Nous reviendrons sur cette décision au moment de la publication des motifs écrits. Voici ce qui retiendra tout particulièrement notre attention :

  • Il y a peu de jurisprudence (émanant tant des tribunaux que des organismes de réglementation des valeurs mobilières) qui se penche de façon générale sur le caractère approprié des mesures de protection des opérations. Les tribunaux du Delaware se sont généralement montrés méfiants à l’égard des mesures de protection trop vigoureuses, particulièrement lorsqu’elles ont pour effet de faire d’une opération un fait accompli avant même la tenue d’un vote des actionnaires. Nous attendons avec intérêt de voir si les commissions des valeurs mobilières profiteront de l’occasion pour se prononcer sur les mesures de protection négociées dans le cadre de documents relatifs à une opération ou sur le recours à des conventions de dépôt fermes.
  • Nous attendons également avec intérêt de voir si les commissions des valeurs mobilières feront des commentaires quant à la possibilité, pour une société cible, de chercher à réaliser une acquisition alors qu’elle se défend contre une offre publique d’achat non sollicitée. Ce type de mesure de défense contre une offre publique d’achat est inhabituel au Canada et il faudra voir si les organismes de réglementation des valeurs mobilières appliqueront aux opérations d’acquisition dans un contexte d’offre hostile une analyse semblable à celle adoptée à l’égard des placements privés utilisés comme mesure de défense.2
  • Nous nous attendons à ce que la décision s’attarde à la possible communication de renseignements confidentiels par des initiés et des conseillers, notamment les administrateurs de CanniMed qui représentaient trois actionnaires ayant convenu d’un dépôt et les anciens conseillers financiers de Newstrike. Les commissions des valeurs mobilières trouvaient visiblement dérangeante la possibilité que des personnes entretenant des rapports particuliers avec CanniMed aient pu communiquer des renseignements à Aurora.
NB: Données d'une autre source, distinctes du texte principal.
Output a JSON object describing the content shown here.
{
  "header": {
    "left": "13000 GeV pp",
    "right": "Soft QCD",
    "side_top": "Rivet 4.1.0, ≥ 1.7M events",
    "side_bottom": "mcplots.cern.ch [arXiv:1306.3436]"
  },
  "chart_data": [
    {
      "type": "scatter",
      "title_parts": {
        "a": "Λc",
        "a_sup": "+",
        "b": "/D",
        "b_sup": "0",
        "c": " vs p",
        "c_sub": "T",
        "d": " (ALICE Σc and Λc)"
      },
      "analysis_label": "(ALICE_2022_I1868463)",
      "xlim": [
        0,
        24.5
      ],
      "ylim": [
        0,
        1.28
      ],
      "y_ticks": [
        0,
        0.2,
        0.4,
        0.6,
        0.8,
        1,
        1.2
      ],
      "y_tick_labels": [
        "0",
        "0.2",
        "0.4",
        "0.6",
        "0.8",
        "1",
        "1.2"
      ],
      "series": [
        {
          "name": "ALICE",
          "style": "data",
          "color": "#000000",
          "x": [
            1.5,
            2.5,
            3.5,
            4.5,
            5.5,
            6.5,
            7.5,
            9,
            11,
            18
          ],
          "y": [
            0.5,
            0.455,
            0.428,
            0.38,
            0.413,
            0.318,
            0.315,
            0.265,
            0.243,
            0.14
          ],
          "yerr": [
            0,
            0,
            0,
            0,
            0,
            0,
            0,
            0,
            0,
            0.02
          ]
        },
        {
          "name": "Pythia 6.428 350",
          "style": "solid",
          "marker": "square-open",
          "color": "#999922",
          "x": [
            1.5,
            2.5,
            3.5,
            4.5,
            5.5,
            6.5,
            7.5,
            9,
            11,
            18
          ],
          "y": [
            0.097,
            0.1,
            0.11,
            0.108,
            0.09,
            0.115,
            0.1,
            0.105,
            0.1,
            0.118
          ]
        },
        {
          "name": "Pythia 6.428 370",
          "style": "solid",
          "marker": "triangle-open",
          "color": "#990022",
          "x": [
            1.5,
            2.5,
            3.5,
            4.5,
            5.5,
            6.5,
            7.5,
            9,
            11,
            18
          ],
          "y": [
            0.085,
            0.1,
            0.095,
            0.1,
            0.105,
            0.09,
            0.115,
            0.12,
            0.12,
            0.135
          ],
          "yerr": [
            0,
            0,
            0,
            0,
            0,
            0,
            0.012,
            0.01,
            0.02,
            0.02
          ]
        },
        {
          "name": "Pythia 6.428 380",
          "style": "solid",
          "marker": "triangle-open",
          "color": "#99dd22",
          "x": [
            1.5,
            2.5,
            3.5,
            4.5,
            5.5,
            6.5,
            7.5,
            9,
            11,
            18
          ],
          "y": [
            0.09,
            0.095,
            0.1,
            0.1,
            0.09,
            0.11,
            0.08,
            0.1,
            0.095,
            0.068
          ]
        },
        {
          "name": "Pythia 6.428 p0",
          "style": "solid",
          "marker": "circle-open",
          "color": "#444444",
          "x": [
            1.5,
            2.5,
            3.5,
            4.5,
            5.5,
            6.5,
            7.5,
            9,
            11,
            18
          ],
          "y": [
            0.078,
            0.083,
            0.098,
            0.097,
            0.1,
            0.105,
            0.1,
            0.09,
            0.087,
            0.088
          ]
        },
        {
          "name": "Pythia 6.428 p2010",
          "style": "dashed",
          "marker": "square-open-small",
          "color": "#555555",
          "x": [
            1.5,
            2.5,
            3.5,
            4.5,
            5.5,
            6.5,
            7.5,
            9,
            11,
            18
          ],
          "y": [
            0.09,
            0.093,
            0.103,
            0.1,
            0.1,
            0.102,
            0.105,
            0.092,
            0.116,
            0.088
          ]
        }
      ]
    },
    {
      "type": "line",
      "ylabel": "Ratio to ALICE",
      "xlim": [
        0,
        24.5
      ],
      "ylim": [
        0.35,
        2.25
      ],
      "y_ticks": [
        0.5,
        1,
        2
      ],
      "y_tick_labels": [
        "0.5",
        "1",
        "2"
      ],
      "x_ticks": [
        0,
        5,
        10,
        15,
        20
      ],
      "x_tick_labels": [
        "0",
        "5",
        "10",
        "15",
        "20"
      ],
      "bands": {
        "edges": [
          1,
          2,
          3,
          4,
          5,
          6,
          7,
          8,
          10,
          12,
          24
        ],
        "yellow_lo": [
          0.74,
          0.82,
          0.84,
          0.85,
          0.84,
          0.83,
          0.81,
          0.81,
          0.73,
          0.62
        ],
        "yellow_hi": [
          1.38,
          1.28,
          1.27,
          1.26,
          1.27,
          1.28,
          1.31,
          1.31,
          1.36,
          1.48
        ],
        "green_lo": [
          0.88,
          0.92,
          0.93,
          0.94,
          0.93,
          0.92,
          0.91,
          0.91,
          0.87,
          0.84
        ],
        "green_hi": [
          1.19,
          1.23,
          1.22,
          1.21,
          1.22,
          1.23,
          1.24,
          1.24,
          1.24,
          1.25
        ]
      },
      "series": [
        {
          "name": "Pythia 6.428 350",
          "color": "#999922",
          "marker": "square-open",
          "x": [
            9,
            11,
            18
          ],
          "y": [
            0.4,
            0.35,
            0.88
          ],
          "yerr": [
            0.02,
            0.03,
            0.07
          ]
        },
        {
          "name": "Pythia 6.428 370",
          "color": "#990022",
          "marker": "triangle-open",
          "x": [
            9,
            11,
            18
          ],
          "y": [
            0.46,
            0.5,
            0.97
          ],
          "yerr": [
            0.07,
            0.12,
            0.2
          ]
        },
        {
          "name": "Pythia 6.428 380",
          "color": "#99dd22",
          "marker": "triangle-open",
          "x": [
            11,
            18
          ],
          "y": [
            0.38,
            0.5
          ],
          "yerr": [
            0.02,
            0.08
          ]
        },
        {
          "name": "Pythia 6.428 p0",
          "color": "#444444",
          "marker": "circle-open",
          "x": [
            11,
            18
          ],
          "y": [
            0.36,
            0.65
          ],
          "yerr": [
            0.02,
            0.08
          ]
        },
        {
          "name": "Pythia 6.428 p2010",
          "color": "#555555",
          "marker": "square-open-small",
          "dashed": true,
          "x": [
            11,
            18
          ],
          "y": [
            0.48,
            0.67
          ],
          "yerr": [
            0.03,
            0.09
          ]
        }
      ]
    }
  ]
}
Bien qu’elles n’aient pas été prêtes à aller jusqu’à considérer Aurora et les actionnaires ayant convenu d’un dépôt comme des alliés réputés, elles ont habilement remis les choses entre les mains de l’initiateur et laissé à Aurora le soin d’expliquer d’où provenaient ses renseignements dans un document qui engage la responsabilité des administrateurs et des dirigeants.
  • Nous prévoyons que les motifs des commissions qui sous-tendent leur décision de ne pas conclure que l’initiateur et les actionnaires ayant convenu d’un dépôt sont des alliés aideront à clarifier ce concept souvent flou.

1 Voir le bulletin de Davies daté du 25 février 2016 intitulé Nouvelle combinaison pour le régime des offres publiques d’achat : 50-10-105.

2 Voir le bulletin de Davies daté du 12 janvier 2017 intitulé Les placements privés remplaceront-ils les pilules empoisonnées?